Wolves Made Me Do It

By | January 6, 2012

I just did something dishonest—I helped organize a Wolf tracking class and got people from all over the country and Europe to register for it, only I didn’t tell them that all along, I had an ulterior motive.

It all started when I was in my 20s. I lived with a pack of Wolves, and they were my family. I felt closer to them than to the people in my life. Three times people threatened to kill every animal in the pack, and once a group of hunters showed up with rifles-in-hand to do it. Their children were at risk, they said, and the deer herd would be decimated.
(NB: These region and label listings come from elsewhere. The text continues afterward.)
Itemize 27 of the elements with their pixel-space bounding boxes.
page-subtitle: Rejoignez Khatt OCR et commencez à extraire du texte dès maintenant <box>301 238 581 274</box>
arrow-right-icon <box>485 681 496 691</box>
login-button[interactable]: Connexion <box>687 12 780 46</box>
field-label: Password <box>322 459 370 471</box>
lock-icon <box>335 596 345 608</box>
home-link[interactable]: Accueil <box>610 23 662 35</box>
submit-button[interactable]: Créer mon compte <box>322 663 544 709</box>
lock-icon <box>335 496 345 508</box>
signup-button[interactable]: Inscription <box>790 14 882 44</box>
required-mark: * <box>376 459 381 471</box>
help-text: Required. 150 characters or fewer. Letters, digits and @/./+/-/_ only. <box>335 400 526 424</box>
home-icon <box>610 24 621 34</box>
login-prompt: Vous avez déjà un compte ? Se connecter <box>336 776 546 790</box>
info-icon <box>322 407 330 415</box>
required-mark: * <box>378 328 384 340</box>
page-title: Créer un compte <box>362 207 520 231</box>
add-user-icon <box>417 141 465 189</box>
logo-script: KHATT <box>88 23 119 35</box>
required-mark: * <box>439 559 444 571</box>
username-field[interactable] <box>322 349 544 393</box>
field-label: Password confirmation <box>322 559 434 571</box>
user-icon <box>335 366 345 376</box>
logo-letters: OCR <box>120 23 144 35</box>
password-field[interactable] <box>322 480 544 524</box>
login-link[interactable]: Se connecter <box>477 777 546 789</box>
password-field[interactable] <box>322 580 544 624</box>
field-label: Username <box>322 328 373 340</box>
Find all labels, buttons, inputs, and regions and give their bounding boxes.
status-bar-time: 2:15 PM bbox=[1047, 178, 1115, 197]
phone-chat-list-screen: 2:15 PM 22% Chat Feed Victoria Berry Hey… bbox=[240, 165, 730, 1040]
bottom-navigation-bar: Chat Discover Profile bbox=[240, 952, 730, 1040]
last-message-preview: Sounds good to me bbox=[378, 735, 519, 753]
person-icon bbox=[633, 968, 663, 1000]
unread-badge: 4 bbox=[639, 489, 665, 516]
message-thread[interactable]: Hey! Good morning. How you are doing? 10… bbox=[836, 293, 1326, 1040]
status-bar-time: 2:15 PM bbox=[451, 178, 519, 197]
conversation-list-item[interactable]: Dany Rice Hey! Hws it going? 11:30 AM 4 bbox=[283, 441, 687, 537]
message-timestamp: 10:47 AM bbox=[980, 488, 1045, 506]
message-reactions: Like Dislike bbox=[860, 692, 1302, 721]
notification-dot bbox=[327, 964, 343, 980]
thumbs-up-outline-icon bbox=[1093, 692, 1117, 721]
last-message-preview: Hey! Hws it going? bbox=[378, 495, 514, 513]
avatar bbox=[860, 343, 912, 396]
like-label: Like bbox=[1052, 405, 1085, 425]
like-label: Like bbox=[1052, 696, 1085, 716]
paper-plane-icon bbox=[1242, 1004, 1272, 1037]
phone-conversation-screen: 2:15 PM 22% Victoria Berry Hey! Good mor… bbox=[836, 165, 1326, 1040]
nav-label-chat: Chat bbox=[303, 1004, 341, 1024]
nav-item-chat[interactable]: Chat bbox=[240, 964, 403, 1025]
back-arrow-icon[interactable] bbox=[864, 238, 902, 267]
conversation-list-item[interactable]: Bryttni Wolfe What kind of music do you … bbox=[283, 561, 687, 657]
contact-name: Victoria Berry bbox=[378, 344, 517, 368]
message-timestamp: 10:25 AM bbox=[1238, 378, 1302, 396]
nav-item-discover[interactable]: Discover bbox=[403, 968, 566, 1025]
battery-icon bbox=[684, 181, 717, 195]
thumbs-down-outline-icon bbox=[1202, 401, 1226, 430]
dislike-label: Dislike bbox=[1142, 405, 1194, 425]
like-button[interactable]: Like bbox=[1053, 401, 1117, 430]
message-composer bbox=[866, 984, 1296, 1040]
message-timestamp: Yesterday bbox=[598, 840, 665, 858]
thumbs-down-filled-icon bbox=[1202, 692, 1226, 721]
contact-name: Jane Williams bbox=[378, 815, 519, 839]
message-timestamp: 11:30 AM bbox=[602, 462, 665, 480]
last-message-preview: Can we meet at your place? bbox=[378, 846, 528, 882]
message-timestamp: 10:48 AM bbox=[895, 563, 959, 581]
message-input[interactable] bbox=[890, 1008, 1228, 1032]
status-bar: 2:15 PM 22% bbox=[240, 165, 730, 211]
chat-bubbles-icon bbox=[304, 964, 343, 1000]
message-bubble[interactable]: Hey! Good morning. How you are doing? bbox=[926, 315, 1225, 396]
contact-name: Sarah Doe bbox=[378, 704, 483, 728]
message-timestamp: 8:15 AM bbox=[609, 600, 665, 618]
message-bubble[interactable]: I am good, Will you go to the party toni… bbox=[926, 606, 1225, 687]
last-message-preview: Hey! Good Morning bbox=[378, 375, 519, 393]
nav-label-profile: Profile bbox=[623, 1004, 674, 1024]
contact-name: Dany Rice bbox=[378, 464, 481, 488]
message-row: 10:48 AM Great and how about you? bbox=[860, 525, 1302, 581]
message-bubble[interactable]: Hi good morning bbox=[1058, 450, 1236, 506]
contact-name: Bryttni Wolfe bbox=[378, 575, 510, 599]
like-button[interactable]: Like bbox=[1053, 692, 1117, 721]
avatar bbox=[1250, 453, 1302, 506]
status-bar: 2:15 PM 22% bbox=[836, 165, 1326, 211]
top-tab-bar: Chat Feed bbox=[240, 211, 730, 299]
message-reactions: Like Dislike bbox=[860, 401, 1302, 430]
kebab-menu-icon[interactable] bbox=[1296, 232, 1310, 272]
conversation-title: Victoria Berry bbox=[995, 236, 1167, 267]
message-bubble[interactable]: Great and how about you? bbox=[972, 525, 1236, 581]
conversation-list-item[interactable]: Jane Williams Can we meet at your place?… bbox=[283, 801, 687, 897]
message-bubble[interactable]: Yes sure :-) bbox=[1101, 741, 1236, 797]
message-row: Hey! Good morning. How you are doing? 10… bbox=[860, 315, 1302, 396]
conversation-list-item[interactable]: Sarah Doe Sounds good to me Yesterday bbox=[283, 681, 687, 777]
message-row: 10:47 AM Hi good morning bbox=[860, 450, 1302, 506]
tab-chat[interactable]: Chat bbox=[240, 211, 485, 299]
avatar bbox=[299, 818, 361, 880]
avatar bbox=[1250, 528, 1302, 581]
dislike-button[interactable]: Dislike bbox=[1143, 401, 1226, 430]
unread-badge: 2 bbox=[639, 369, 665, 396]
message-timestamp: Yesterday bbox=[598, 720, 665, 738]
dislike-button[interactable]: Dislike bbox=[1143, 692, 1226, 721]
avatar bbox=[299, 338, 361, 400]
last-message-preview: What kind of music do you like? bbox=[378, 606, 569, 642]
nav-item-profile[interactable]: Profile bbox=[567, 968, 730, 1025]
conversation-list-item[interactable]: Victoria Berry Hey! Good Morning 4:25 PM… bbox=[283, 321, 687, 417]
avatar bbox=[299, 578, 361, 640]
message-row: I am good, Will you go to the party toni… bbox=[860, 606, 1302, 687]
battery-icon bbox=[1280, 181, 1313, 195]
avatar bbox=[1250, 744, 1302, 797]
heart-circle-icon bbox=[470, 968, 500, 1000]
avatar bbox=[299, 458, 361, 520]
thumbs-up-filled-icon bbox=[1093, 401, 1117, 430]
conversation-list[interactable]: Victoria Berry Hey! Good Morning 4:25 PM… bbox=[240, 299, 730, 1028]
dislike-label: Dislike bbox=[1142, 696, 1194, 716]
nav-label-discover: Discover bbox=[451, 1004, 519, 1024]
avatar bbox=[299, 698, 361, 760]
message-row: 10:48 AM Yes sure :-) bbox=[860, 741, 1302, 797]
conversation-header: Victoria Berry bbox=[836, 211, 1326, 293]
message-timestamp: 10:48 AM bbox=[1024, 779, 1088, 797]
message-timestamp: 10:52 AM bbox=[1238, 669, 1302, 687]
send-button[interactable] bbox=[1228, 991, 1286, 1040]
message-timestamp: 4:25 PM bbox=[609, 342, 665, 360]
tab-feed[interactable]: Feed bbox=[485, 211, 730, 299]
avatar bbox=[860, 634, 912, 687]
The showdown resolved itself without a shot being fired, yet those men left me with a precious gift: they convinced me that the only effective way to change Wolf’s fate was by introducing the public to the real animal behind the big-bad-wolf image. Along with that, people needed to be educated on the vital ecological role Wolves and other apex predators played.

Now Wolves are returning to the Northwest and Southwest, along with regions in Europe, and they are meeting the same fierce resistance they once did here in Wisconsin. Poaching is an issue, just as it was here. A couple of high-profile court cases helped slow it down, but it was mostly changing attitudes that did it. Now our Wolves are doing resoundingly well—they’re moving into what was typically considered marginal territory, and they are thriving.

We who have a passion for wolves can play a helpful role in turning public opinion around. Here in Wisconsin, we now have 30 years of experience running a public relations program that has created an amenable-enough climate for Wolves and humans to coexist. One of our greatest successes is Wolf Awareness Week, a once-a-year-event where Wolf ecology is worked into the natural sciences classes of all primary and secondary schools. Two key figures in the Wisconsin PR program will be participating in the Wolf tracking class, which will offer a prime opportunity for participants to learn firsthand what has worked here and take it home with them.

There, I confessed—now I’ll be able to sleep tonight.